From July, far from not knowing how to mto make the revolution as the Friends of Durruti believed, the CNT was very clear about what it was doing:

"For our part, and this was the CNT-FAI's view, we held that Companys should stay on as head of the Generalitat, precisely because we had not taken to the streets to fight specifically for the social revolution, but rather to defend ourselves against the fascist mutiny" (Garica Oliver's response to Bolloten's questionnaire, quoted in Agustín Guillamón: The Friends of Durruti Group, page 13).

If during the May Days in 1937 the Friends of Durruti confronted the CNT, called for a "revolutionary junta" against the Generalitat government, and for the "shooting of the guilty", this was not the product of a break with Anarchism, nor an evolution from Anarchism towards a revolutionary alternative (as Guillamón claims), but the expression of the proletariat's resistance. It was no more than an observation, not an orientation towards the seizure of power: this question could not be posed at a time when the bourgeoisie held the initiative, and had launched a provocation to finish off the workers' resistance. But as Munis pointed out, they could go no further:

"In La Voz Leninista n°2 (23rd August 1937), Munis made a critique of the notion of the "revolutionary junta" set out in no.6 of El Amigo del Pueblo (12thAugust 1937). In Munis' view, the Friends of Durruti suffered from a progressive theoretical decline and a practical inability to influence the CNT, which led them to abandon some of the theoretical positions which the May experience had enabled them to adopt. Munis noted that in May 1937 the Friends of Durruti had issued the call for the "revolutionary junta" alongside "all power to the proletariat"; whereas in no.6 of El Amigo del Pueblo (August 12, 1937) the slogan "revolutionary junta" was invoked as an alternative to the "failure of statist forms". According to Munis, this represented a theoretical retreat from the Friends of Durruti's assimilation of the May experience, taking them further away from the marxist notion of the dictatorship of the proletariat, and drawing them back into the ambiguities of the anarchist theory of the State".

Once the agitation of the workers struggle had passed and their defeat had been consummated, the reflections and proposals of the Friends of Durruti returned, without trauma, towards the CNT, and the "revolutionary junta" ended up being turned into the Committee of the Anti-fascist Militias, which they had previous denounced as an organ of the bourgeoisie:

"The group harshly criticised the dissolution of the Defense committees, thehe Control Patrols, the Committee of militias and directly criticised militarisation, it understood that these organs had their roots in the July days and that they would be the base - along with the unions and Municipalities - for a new structuring, that is to say, that they should be the model of a new order of things, naturally this includes the modifications brought about by the lessons of the course of events and revolutionary experience" .

Compare the above with the following quote from the same author's 1938 pamphlet Towards a new revolution: "In July a Committee of Antifascist Militias was set up. It was not a class organ. Bourgeois and counter-revolutionary factions had their representatives on it".

Conclusions

The Friends of Durruti group was not an expression of the revolutionary vitality of the CNT or Anarchism, but an effort by militant workers, despite the dead weight of Anarchism, that had never been nor could be the revolutionary programme of the working class.

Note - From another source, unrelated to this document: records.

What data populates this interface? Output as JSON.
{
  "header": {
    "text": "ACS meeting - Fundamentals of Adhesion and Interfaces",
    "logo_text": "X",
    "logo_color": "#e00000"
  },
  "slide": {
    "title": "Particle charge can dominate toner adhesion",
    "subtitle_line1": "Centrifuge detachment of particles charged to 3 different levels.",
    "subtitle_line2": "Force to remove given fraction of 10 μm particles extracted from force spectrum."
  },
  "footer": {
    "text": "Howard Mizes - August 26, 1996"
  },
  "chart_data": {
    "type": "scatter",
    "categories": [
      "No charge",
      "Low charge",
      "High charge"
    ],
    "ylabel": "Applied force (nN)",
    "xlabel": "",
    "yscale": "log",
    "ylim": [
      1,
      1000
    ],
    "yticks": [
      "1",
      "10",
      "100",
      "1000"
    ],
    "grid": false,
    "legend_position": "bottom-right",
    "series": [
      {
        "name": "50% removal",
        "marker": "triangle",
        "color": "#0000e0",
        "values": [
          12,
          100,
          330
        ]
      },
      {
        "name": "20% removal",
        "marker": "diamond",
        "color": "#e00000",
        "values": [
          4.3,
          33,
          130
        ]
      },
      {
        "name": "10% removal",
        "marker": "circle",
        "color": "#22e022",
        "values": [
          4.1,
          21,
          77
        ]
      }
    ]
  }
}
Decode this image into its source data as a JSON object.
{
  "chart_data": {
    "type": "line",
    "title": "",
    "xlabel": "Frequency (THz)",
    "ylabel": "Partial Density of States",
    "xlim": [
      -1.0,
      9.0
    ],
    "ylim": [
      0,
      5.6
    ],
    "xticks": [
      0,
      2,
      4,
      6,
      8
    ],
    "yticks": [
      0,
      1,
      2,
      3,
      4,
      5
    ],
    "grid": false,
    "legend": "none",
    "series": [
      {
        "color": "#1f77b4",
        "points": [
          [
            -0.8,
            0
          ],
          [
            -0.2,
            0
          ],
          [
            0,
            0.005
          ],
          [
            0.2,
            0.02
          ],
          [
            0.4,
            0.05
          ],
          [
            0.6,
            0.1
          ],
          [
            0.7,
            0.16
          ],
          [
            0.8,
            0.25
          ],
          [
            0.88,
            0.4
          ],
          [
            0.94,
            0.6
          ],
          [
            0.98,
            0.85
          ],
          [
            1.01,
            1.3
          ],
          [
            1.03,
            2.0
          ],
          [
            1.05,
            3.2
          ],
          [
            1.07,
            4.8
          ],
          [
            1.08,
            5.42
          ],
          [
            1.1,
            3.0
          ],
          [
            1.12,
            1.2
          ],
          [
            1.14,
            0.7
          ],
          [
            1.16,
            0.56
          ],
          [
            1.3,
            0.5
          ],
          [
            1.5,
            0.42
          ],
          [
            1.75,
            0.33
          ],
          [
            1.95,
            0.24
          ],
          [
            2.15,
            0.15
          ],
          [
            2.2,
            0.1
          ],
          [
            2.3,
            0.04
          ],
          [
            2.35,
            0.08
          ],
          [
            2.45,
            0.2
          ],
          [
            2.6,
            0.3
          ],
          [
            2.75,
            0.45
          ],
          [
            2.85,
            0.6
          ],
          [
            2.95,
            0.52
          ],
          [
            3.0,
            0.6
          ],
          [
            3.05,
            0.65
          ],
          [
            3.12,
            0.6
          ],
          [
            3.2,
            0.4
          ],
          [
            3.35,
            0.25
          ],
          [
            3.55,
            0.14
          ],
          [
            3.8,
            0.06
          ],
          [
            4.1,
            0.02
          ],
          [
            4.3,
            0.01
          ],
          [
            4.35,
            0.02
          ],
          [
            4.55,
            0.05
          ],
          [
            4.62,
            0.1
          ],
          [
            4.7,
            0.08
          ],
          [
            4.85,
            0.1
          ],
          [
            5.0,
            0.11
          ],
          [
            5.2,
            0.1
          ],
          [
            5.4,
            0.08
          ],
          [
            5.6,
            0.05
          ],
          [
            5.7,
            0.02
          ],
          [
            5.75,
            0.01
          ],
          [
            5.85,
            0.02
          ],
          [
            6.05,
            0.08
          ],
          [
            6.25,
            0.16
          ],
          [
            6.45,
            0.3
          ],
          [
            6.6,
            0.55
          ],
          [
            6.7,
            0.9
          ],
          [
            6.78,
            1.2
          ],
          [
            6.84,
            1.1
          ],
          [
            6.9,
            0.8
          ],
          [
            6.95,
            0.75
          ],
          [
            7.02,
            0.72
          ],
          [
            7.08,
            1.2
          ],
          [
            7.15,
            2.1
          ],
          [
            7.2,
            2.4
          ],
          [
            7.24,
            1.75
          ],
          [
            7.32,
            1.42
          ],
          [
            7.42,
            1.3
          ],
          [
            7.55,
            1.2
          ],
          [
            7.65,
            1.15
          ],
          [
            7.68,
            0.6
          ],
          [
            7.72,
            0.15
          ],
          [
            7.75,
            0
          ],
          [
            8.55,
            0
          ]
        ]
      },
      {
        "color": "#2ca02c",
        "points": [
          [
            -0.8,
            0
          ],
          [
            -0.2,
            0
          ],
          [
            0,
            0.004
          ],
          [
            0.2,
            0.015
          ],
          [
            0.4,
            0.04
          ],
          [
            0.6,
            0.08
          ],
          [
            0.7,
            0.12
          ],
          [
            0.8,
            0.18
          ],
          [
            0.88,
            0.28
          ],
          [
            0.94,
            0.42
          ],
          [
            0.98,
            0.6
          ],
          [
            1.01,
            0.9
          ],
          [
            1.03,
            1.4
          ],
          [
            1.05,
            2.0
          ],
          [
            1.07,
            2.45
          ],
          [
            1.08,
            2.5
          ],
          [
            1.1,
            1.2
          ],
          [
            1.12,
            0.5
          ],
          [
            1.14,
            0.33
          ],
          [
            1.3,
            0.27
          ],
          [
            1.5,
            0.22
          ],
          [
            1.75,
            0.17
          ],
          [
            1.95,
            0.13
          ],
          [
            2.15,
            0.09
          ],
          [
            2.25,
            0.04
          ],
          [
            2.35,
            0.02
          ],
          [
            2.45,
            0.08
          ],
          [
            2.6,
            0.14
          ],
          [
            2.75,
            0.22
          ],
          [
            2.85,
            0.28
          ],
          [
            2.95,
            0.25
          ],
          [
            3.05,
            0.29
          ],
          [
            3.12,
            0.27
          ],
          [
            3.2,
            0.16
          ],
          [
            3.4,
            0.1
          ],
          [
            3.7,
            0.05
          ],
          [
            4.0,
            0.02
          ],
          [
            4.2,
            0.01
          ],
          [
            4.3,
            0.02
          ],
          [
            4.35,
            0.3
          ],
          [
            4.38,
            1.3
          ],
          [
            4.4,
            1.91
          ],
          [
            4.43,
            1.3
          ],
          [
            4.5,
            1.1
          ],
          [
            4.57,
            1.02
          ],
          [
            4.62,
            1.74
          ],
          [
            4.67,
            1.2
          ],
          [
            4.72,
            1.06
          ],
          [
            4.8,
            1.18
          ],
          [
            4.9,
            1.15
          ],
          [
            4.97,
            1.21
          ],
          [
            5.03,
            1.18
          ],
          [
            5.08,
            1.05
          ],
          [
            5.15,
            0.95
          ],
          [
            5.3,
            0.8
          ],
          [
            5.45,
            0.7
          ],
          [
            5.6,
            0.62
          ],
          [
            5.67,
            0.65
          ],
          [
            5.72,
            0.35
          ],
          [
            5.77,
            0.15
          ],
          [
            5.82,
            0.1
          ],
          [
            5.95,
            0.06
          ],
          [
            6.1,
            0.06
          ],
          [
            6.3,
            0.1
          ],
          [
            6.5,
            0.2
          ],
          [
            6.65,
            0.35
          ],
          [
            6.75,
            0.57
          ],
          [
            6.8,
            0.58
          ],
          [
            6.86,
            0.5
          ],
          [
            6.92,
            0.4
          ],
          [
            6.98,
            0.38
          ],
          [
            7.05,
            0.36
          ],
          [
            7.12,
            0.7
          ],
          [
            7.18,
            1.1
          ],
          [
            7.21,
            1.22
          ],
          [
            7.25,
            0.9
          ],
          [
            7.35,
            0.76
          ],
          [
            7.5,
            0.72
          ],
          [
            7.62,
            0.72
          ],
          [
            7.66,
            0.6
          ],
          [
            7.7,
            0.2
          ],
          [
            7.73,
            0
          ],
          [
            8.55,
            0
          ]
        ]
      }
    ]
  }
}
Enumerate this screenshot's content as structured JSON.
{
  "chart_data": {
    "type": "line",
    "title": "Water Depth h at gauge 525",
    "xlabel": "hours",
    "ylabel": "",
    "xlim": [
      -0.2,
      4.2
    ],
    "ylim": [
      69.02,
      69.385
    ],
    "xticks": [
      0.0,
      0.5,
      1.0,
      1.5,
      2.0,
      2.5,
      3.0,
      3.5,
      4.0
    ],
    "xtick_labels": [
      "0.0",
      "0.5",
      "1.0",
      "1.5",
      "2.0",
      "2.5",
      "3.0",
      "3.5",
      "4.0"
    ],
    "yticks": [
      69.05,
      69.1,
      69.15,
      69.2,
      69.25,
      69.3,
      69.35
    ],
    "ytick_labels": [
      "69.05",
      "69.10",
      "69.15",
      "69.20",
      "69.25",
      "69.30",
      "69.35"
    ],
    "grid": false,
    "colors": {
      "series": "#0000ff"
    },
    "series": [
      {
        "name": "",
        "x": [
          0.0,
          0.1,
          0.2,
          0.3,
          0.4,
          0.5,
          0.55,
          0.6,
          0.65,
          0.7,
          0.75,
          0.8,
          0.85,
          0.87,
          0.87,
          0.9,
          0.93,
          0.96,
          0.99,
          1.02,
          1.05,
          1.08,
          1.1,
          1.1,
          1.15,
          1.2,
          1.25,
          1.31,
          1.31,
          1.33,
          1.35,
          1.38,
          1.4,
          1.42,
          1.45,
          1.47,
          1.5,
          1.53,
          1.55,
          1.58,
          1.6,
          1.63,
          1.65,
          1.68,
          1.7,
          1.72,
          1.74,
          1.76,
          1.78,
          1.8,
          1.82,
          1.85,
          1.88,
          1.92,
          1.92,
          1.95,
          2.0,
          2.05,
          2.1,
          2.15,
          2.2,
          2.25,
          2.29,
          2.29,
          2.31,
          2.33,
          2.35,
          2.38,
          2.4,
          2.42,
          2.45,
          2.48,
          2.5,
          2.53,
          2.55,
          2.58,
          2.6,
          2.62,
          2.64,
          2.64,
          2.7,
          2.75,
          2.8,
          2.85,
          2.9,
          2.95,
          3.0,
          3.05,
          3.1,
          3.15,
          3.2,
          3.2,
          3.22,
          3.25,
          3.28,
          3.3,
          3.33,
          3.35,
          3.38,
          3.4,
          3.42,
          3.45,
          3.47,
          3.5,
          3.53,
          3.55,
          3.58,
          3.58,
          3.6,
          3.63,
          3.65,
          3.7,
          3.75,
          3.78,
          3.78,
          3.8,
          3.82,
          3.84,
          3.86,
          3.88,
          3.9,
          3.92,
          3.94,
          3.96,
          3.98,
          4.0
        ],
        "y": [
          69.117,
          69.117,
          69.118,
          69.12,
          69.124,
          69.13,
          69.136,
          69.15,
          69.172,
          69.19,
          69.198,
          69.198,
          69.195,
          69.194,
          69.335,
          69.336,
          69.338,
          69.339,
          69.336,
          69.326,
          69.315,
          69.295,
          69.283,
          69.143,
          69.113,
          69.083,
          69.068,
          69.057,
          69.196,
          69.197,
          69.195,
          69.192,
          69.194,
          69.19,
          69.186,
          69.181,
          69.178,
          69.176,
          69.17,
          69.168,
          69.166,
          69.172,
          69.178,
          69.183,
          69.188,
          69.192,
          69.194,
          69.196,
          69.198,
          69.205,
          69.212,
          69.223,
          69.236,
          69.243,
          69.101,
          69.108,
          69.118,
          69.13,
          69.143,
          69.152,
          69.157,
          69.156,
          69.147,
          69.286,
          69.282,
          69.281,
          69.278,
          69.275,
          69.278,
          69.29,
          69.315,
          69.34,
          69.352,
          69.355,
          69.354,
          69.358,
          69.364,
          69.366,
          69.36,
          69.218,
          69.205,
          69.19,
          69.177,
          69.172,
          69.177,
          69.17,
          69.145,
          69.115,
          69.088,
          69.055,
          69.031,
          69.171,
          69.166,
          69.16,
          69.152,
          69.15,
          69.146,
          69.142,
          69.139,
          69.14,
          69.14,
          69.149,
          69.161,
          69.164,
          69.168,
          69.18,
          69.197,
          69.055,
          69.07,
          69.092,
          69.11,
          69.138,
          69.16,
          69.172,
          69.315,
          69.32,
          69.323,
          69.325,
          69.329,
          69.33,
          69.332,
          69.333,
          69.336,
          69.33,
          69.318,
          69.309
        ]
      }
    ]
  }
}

Anarchism can trap within its ranks sectors of the working class, weakened by a lack of experience or trajectory, as can be seen with young proletarians today, but its proposals cannot not lead to a revolutionary alternative. In the majority of cases, as with the Friends of Durruti, they show courage and combativity, but as the the history in Spain has demonstrated on two occasions, during two decisive moments its ideological speculations were in the service of the Bourgeois State.

Worker elements may think they can join the revolution from Anarchism, but in order to adopt a revolutionary programme they have to break with Anarchism.